Annulation 9 avril 2026
Commentaire • 0
Sur la décision
| Référence : | TA Montreuil, 10e ch., 9 avr. 2026, n° 2412936 |
|---|---|
| Juridiction : | Tribunal administratif de Montreuil |
| Numéro : | 2412936 |
| Type de recours : | Excès de pouvoir |
| Dispositif : | Satisfaction partielle |
| Date de dernière mise à jour : | 13 avril 2026 |
Texte intégral
Vu la procédure suivante :
Par une requête, enregistrée le 11 septembre 2024, M. B… A…, représenté par Me Rodet, demande au tribunal :
1°) d’annuler l’arrêté du 11 août 2024 par lequel le préfet de police lui a fait obligation de quitter le territoire français dans un délai de trente jours et a fixé le pays de destination ;
2°) d’enjoindre au préfet compétent de procéder au réexamen de sa situation, dans un délai de quinze jours à compter de la notification du jugement à intervenir, sous astreinte de 100 euros par jour de retard et, dans l’attente, de lui délivrer une autorisation provisoire de séjour l’autorisant à travailler ;
3°) de mettre à la charge de l’Etat la somme de 2 000 euros au titre de l’article L. 761-1 du code de justice administrative.
Il soutient que :
- la décision portant obligation de quitter le territoire français a été prise en méconnaissance de son droit d’être entendu ;
- elle est insuffisamment motivée ;
- elle est entachée d’un défaut d’examen de sa situation ;
- elle méconnaît les stipulations de l’article 8 de la convention européenne de sauvegarde des droits de l’homme et des libertés fondamentales ;
- la décision fixant le pays de destination doit être annulée par voie de conséquence de l’illégalité de la décision portant obligation de quitter le territoire français ;
- elle est insuffisamment motivée ;
- elle est entachée d’un défaut d’examen de sa situation ;
- elle méconnaît les stipulations de l’article 3 de la convention européenne de sauvegarde des droits de l’homme et des libertés fondamentales et les dispositions de l’article L. 721-4 du code de l’entrée et du séjour des étrangers et du droit d’asile en tant qu’elle fixe le Mali comme pays de destination ;
- elle méconnaît les stipulations de l’article 8 de la convention européenne de sauvegarde des droits de l’homme et des libertés fondamentales.

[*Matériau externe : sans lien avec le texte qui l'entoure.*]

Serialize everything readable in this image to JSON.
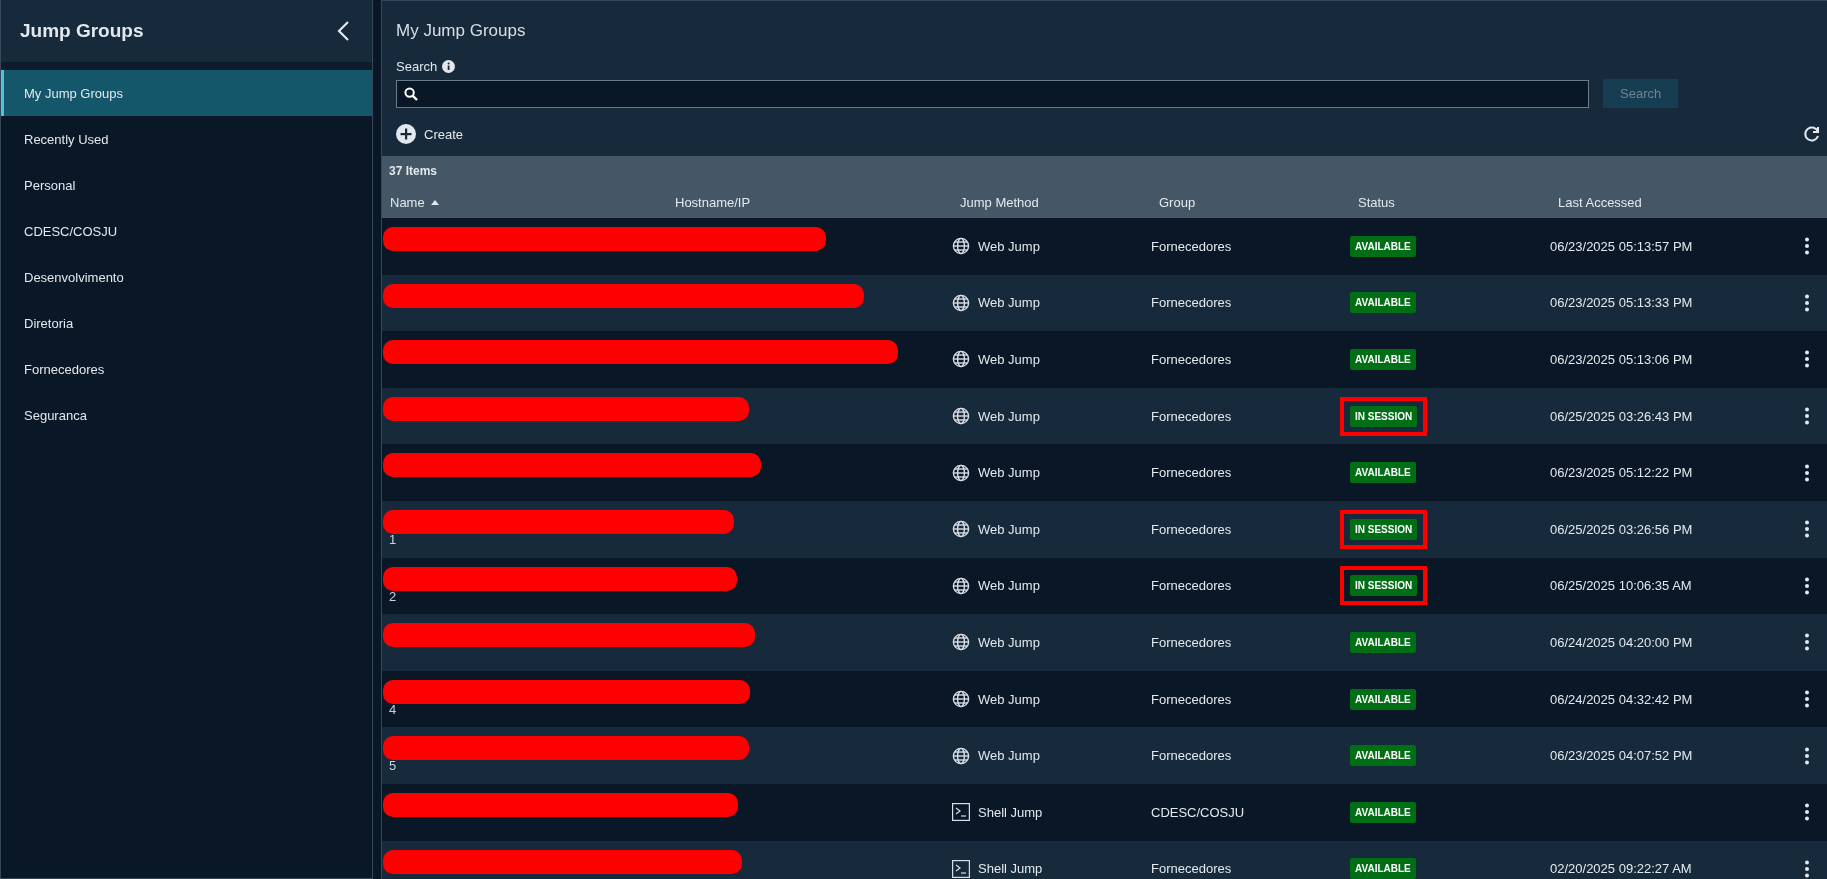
{
  "sidebar": {
    "title": "Jump Groups",
    "items": [
      {
        "label": "My Jump Groups",
        "selected": true
      },
      {
        "label": "Recently Used",
        "selected": false
      },
      {
        "label": "Personal",
        "selected": false
      },
      {
        "label": "CDESC/COSJU",
        "selected": false
      },
      {
        "label": "Desenvolvimento",
        "selected": false
      },
      {
        "label": "Diretoria",
        "selected": false
      },
      {
        "label": "Fornecedores",
        "selected": false
      },
      {
        "label": "Seguranca",
        "selected": false
      }
    ]
  },
  "main": {
    "title": "My Jump Groups",
    "search": {
      "label": "Search",
      "button": "Search"
    },
    "create": "Create"
  },
  "table": {
    "count": "37 Items",
    "columns": [
      {
        "label": "Name",
        "sorted": true
      },
      {
        "label": "Hostname/IP",
        "sorted": false
      },
      {
        "label": "Jump Method",
        "sorted": false
      },
      {
        "label": "Group",
        "sorted": false
      },
      {
        "label": "Status",
        "sorted": false
      },
      {
        "label": "Last Accessed",
        "sorted": false
      }
    ],
    "rows": [
      {
        "redacted": true,
        "method": "Web Jump",
        "kind": "web",
        "group": "Fornecedores",
        "status": "AVAILABLE",
        "highlighted": false,
        "last_accessed": "06/23/2025 05:13:57 PM"
      },
      {
        "redacted": true,
        "method": "Web Jump",
        "kind": "web",
        "group": "Fornecedores",
        "status": "AVAILABLE",
        "highlighted": false,
        "last_accessed": "06/23/2025 05:13:33 PM"
      },
      {
        "redacted": true,
        "method": "Web Jump",
        "kind": "web",
        "group": "Fornecedores",
        "status": "AVAILABLE",
        "highlighted": false,
        "last_accessed": "06/23/2025 05:13:06 PM"
      },
      {
        "redacted": true,
        "method": "Web Jump",
        "kind": "web",
        "group": "Fornecedores",
        "status": "IN SESSION",
        "highlighted": true,
        "last_accessed": "06/25/2025 03:26:43 PM"
      },
      {
        "redacted": true,
        "method": "Web Jump",
        "kind": "web",
        "group": "Fornecedores",
        "status": "AVAILABLE",
        "highlighted": false,
        "last_accessed": "06/23/2025 05:12:22 PM"
      },
      {
        "redacted": true,
        "name": "1",
        "method": "Web Jump",
        "kind": "web",
        "group": "Fornecedores",
        "status": "IN SESSION",
        "highlighted": true,
        "last_accessed": "06/25/2025 03:26:56 PM"
      },
      {
        "redacted": true,
        "name": "2",
        "method": "Web Jump",
        "kind": "web",
        "group": "Fornecedores",
        "status": "IN SESSION",
        "highlighted": true,
        "last_accessed": "06/25/2025 10:06:35 AM"
      },
      {
        "redacted": true,
        "method": "Web Jump",
        "kind": "web",
        "group": "Fornecedores",
        "status": "AVAILABLE",
        "highlighted": false,
        "last_accessed": "06/24/2025 04:20:00 PM"
      },
      {
        "redacted": true,
        "name": "4",
        "method": "Web Jump",
        "kind": "web",
        "group": "Fornecedores",
        "status": "AVAILABLE",
        "highlighted": false,
        "last_accessed": "06/24/2025 04:32:42 PM"
      },
      {
        "redacted": true,
        "name": "5",
        "method": "Web Jump",
        "kind": "web",
        "group": "Fornecedores",
        "status": "AVAILABLE",
        "highlighted": false,
        "last_accessed": "06/23/2025 04:07:52 PM"
      },
      {
        "redacted": true,
        "method": "Shell Jump",
        "kind": "shell",
        "group": "CDESC/COSJU",
        "status": "AVAILABLE",
        "highlighted": false
      },
      {
        "redacted": true,
        "method": "Shell Jump",
        "kind": "shell",
        "group": "Fornecedores",
        "status": "AVAILABLE",
        "highlighted": false,
        "last_accessed": "02/20/2025 09:22:27 AM"
      }
    ]
  }
}
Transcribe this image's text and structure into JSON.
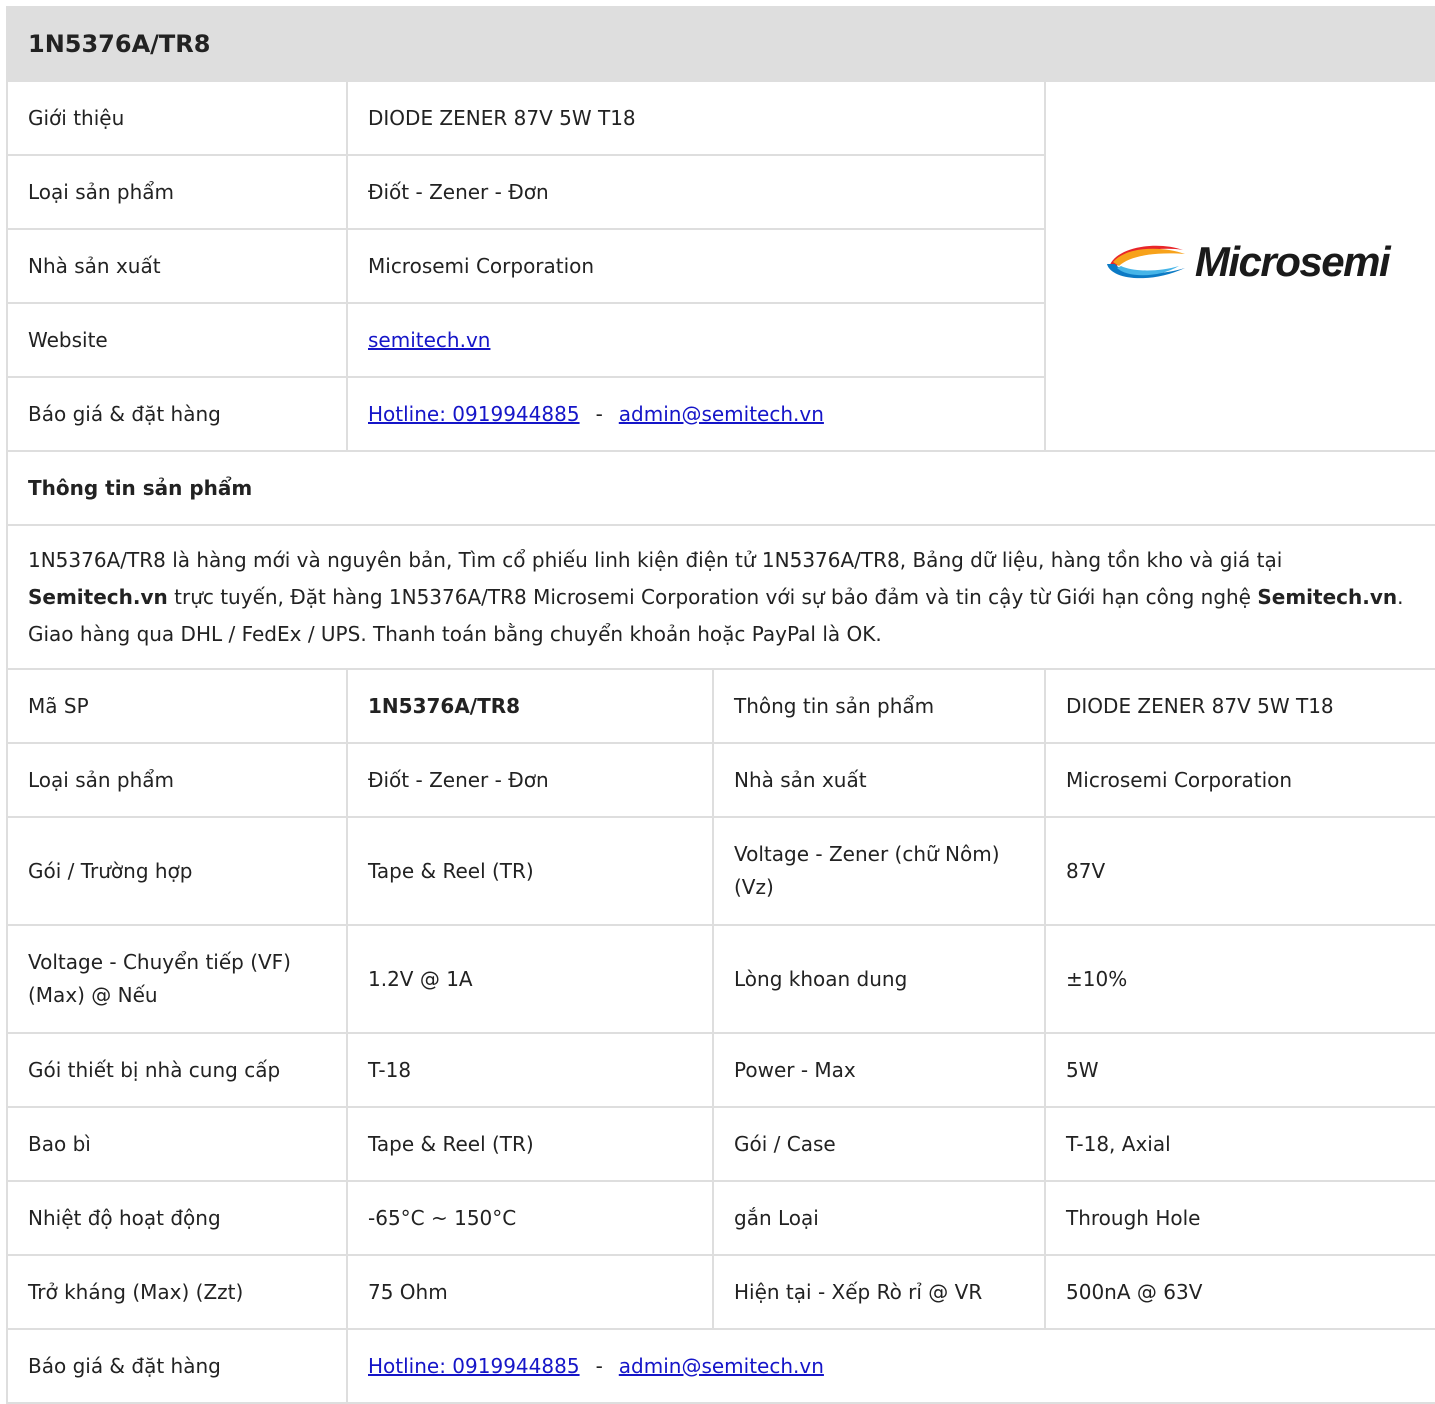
{
  "header": {
    "title": "1N5376A/TR8"
  },
  "summary": {
    "rows": [
      {
        "label": "Giới thiệu",
        "value": "DIODE ZENER 87V 5W T18"
      },
      {
        "label": "Loại sản phẩm",
        "value": "Điốt - Zener - Đơn"
      },
      {
        "label": "Nhà sản xuất",
        "value": "Microsemi Corporation"
      },
      {
        "label": "Website",
        "link": "semitech.vn"
      },
      {
        "label": "Báo giá & đặt hàng",
        "hotline": "Hotline: 0919944885",
        "separator": "-",
        "email": "admin@semitech.vn"
      }
    ],
    "logo": {
      "text": "Microsemi",
      "icon": "microsemi-swirl-logo",
      "colors": [
        "#e8262a",
        "#f7a21b",
        "#0c7ac4",
        "#46b5e8"
      ]
    }
  },
  "info": {
    "heading": "Thông tin sản phẩm",
    "description": {
      "p1": "1N5376A/TR8 là hàng mới và nguyên bản, Tìm cổ phiếu linh kiện điện tử 1N5376A/TR8, Bảng dữ liệu, hàng tồn kho và giá tại ",
      "b1": "Semitech.vn",
      "p2": " trực tuyến, Đặt hàng 1N5376A/TR8 Microsemi Corporation với sự bảo đảm và tin cậy từ Giới hạn công nghệ ",
      "b2": "Semitech.vn",
      "p3": ". Giao hàng qua DHL / FedEx / UPS. Thanh toán bằng chuyển khoản hoặc PayPal là OK."
    }
  },
  "specs": {
    "rows": [
      {
        "l1": "Mã SP",
        "v1": "1N5376A/TR8",
        "l2": "Thông tin sản phẩm",
        "v2": "DIODE ZENER 87V 5W T18"
      },
      {
        "l1": "Loại sản phẩm",
        "v1": "Điốt - Zener - Đơn",
        "l2": "Nhà sản xuất",
        "v2": "Microsemi Corporation"
      },
      {
        "l1": "Gói / Trường hợp",
        "v1": "Tape & Reel (TR)",
        "l2": "Voltage - Zener (chữ Nôm) (Vz)",
        "v2": "87V"
      },
      {
        "l1": "Voltage - Chuyển tiếp (VF) (Max) @ Nếu",
        "v1": "1.2V @ 1A",
        "l2": "Lòng khoan dung",
        "v2": "±10%"
      },
      {
        "l1": "Gói thiết bị nhà cung cấp",
        "v1": "T-18",
        "l2": "Power - Max",
        "v2": "5W"
      },
      {
        "l1": "Bao bì",
        "v1": "Tape & Reel (TR)",
        "l2": "Gói / Case",
        "v2": "T-18, Axial"
      },
      {
        "l1": "Nhiệt độ hoạt động",
        "v1": "-65°C ~ 150°C",
        "l2": "gắn Loại",
        "v2": "Through Hole"
      },
      {
        "l1": "Trở kháng (Max) (Zzt)",
        "v1": "75 Ohm",
        "l2": "Hiện tại - Xếp Rò rỉ @ VR",
        "v2": "500nA @ 63V"
      }
    ],
    "order": {
      "label": "Báo giá & đặt hàng",
      "hotline": "Hotline: 0919944885",
      "separator": "-",
      "email": "admin@semitech.vn"
    }
  }
}
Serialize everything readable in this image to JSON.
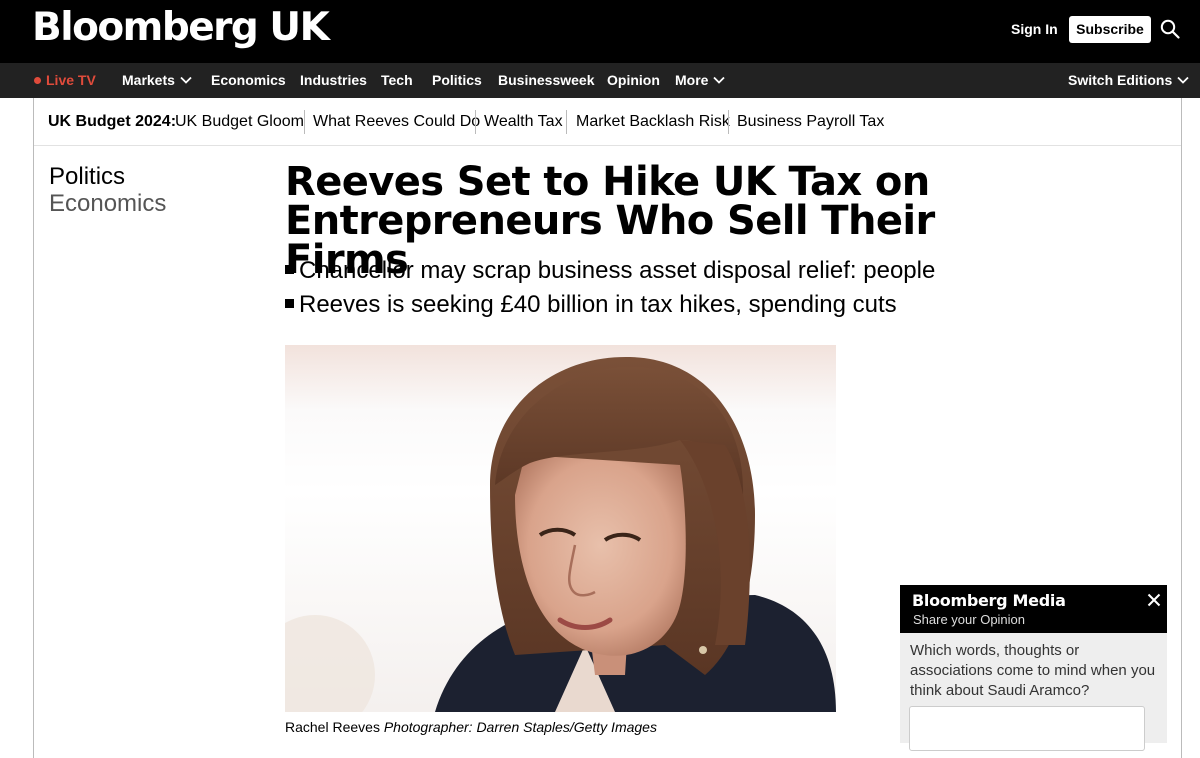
{
  "header": {
    "logo": "Bloomberg UK",
    "sign_in": "Sign In",
    "subscribe": "Subscribe"
  },
  "nav": {
    "live_tv": "Live TV",
    "markets": "Markets",
    "economics": "Economics",
    "industries": "Industries",
    "tech": "Tech",
    "politics": "Politics",
    "businessweek": "Businessweek",
    "opinion": "Opinion",
    "more": "More",
    "switch_editions": "Switch Editions"
  },
  "budget_bar": {
    "label": "UK Budget 2024:",
    "links": [
      "UK Budget Gloom",
      "What Reeves Could Do",
      "Wealth Tax",
      "Market Backlash Risk",
      "Business Payroll Tax"
    ]
  },
  "article": {
    "tags": [
      "Politics",
      "Economics"
    ],
    "headline": "Reeves Set to Hike UK Tax on Entrepreneurs Who Sell Their Firms",
    "bullets": [
      "Chancellor may scrap business asset disposal relief: people",
      "Reeves is seeking £40 billion in tax hikes, spending cuts"
    ],
    "caption_name": "Rachel Reeves",
    "caption_credit": "Photographer: Darren Staples/Getty Images"
  },
  "survey": {
    "title": "Bloomberg Media",
    "subtitle": "Share your Opinion",
    "question": "Which words, thoughts or associations come to mind when you think about Saudi Aramco?"
  },
  "colors": {
    "live_accent": "#e04b3b",
    "topbar": "#000000",
    "navbar": "#222222"
  }
}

Par des mémoires en défense, enregistrés les 16 octobre 2024 et 5 mars 2026, le préfet de police conclut au rejet de la requête.
Il fait valoir que les moyens soulevés par M. A… ne sont pas fondés.
Vu les autres pièces du dossier.
Vu :
- la convention européenne de sauvegarde des droits de l’homme et des libertés fondamentales ;
- la charte des droits fondamentaux de l’Union européenne ;
- le code de l’entrée et du séjour des étrangers et du droit d’asile ;
- le code de justice administrative.
La présidente de la formation de jugement a dispensé le rapporteur public, sur sa proposition, de prononcer des conclusions à l’audience.
Les parties ont été régulièrement averties du jour de l’audience.
Ont été entendus au cours de l’audience publique :
- le rapport de Mme Mach, présidente,
- et les observations de Me Rodet, représentant M. A….
Considérant ce qui suit :
1. M. A…, ressortissant malien né en 1994, déclare être entré en France en 2020. Par un arrêté du 11 août 2024, dont M. A… demande l’annulation, le préfet de police lui a fait obligation de quitter le territoire français dans un délai de trente jours et a fixé le pays de destination.
Sur les conclusions aux fins d’annulation :
En ce qui concerne la décision portant obligation de quitter le territoire français :
2. Aux termes de l’article 41 de la Charte des droits fondamentaux de l’Union européenne : « 1. Toute personne a le droit de voir ses affaires traitées impartialement, équitablement et dans un délai raisonnable par les institutions et organes de l’Union. / 2. Ce droit comporte notamment : / – le droit de toute personne d’être entendue avant qu’une mesure individuelle qui l’affecterait défavorablement ne soit prise à son encontre ; / (…) ».
3. Il résulte des stipulations de l’article 41 de la Charte des droits fondamentaux de l’Union européenne, ainsi que l’a jugé la Cour de justice de l’Union européenne, qu’elles s’adressent non pas aux Etats membres mais uniquement aux institutions, organes et organismes de l’Union. Dès lors, un étranger ne saurait tirer de ces stipulations un droit d’être entendu dans toute procédure relative à sa situation. Par suite, le moyen tiré de la méconnaissance de l’article 41 de la Charte des droits fondamentaux de l’Union européenne doit être écarté comme inopérant.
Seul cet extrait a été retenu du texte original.